A chemical bottom-up and successive top-down approach for nanoporous SnO2 hollows from Ni3Sn2 nanoalloys: high surface area photocatalysts and anode materials for lithium ion batteries

This work shows that a chemical bottom-up and successive top-down approach is a good synthetic strategy for nanoporous hollow materials. The heating of 3 eq. nickel chloride and 2 eq. tin chloride at 280 degrees C in the presence of oleylamine resulted in the formation of intermetallic Ni3Sn2 alloy materials. According to mechanistic studies, zerovalent nickel formed by the reduction of precursor induced the reduction of the tin precursor to form Ni3Sn2 alloys. The Ni3Sn2 nanoparticles were characterized by SEM, TEM, PXRD and EDS. When the Ni3Sn2 nanoparticles were treated with 1% nitric acid for 48 hours, the nickel component was completely etched.
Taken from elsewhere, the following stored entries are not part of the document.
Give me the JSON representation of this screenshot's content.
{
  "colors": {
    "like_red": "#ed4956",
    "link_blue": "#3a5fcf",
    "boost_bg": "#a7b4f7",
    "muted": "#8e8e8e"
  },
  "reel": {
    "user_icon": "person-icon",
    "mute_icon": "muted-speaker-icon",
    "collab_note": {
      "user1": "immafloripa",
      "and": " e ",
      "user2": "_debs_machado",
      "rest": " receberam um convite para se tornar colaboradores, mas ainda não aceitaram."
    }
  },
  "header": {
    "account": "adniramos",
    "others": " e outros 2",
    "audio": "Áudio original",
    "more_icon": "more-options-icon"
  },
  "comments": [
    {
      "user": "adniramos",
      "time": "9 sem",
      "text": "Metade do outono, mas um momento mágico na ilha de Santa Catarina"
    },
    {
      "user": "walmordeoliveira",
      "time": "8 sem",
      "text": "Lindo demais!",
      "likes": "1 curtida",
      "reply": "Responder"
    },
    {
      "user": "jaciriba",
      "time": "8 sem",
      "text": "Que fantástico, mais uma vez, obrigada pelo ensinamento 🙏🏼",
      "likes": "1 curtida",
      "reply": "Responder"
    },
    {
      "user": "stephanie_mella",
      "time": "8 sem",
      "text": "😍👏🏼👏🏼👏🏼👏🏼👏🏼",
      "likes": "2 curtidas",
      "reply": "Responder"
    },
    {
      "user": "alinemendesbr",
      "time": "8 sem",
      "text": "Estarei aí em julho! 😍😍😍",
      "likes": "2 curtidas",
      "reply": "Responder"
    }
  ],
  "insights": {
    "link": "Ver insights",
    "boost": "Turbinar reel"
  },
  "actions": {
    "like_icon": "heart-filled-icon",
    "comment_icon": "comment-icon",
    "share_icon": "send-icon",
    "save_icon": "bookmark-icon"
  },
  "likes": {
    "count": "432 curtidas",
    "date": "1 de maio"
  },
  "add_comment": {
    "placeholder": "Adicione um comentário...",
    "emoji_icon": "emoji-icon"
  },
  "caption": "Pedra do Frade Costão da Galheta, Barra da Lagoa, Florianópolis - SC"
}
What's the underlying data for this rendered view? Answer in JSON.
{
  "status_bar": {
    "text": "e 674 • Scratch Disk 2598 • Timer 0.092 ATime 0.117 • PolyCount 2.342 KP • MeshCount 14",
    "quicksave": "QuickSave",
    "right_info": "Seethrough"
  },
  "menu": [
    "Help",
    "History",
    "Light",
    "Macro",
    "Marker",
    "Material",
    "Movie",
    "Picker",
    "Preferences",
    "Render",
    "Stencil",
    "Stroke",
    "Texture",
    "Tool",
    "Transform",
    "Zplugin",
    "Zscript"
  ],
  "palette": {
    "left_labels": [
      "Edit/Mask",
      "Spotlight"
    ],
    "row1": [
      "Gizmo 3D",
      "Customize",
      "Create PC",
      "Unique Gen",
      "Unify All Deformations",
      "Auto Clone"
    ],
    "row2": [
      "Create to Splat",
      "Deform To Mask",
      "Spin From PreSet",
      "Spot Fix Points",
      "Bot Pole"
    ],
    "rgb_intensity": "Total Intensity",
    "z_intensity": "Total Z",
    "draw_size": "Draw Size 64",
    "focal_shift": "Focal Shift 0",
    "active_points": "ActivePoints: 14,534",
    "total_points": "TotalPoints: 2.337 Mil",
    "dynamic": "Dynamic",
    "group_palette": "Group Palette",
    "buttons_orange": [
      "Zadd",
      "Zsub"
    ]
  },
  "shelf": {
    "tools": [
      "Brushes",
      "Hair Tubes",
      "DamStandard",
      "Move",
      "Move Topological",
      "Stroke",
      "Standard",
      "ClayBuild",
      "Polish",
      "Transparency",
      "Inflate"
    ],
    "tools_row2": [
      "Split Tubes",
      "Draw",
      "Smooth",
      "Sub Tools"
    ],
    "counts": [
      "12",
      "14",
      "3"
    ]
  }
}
The resultant materials were nanoporous SnO2 hollow materials, which were characterized by TEM, PXRD and XPS. Due to the nanoparticulate characteristics of shells, BET analysis on the SnO2 hollows showed nanoporosity and a high surface area of 101 m(2) g(-1). The hollow SnO2 materials with nanoparticulate shells showed excellent photocatalytic activities in the decomposition of Rhodamine B. Moreover, they showed promising electrochemical performances with a discharge capacity of 560 mA h g(-1) after 30 cycles and stabilities as anode materials in lithium ion batteries. The preparation of a multi-component alloy and the selective etching strategy can be further expanded to other intermetallic alloy systems for the development of functional materials.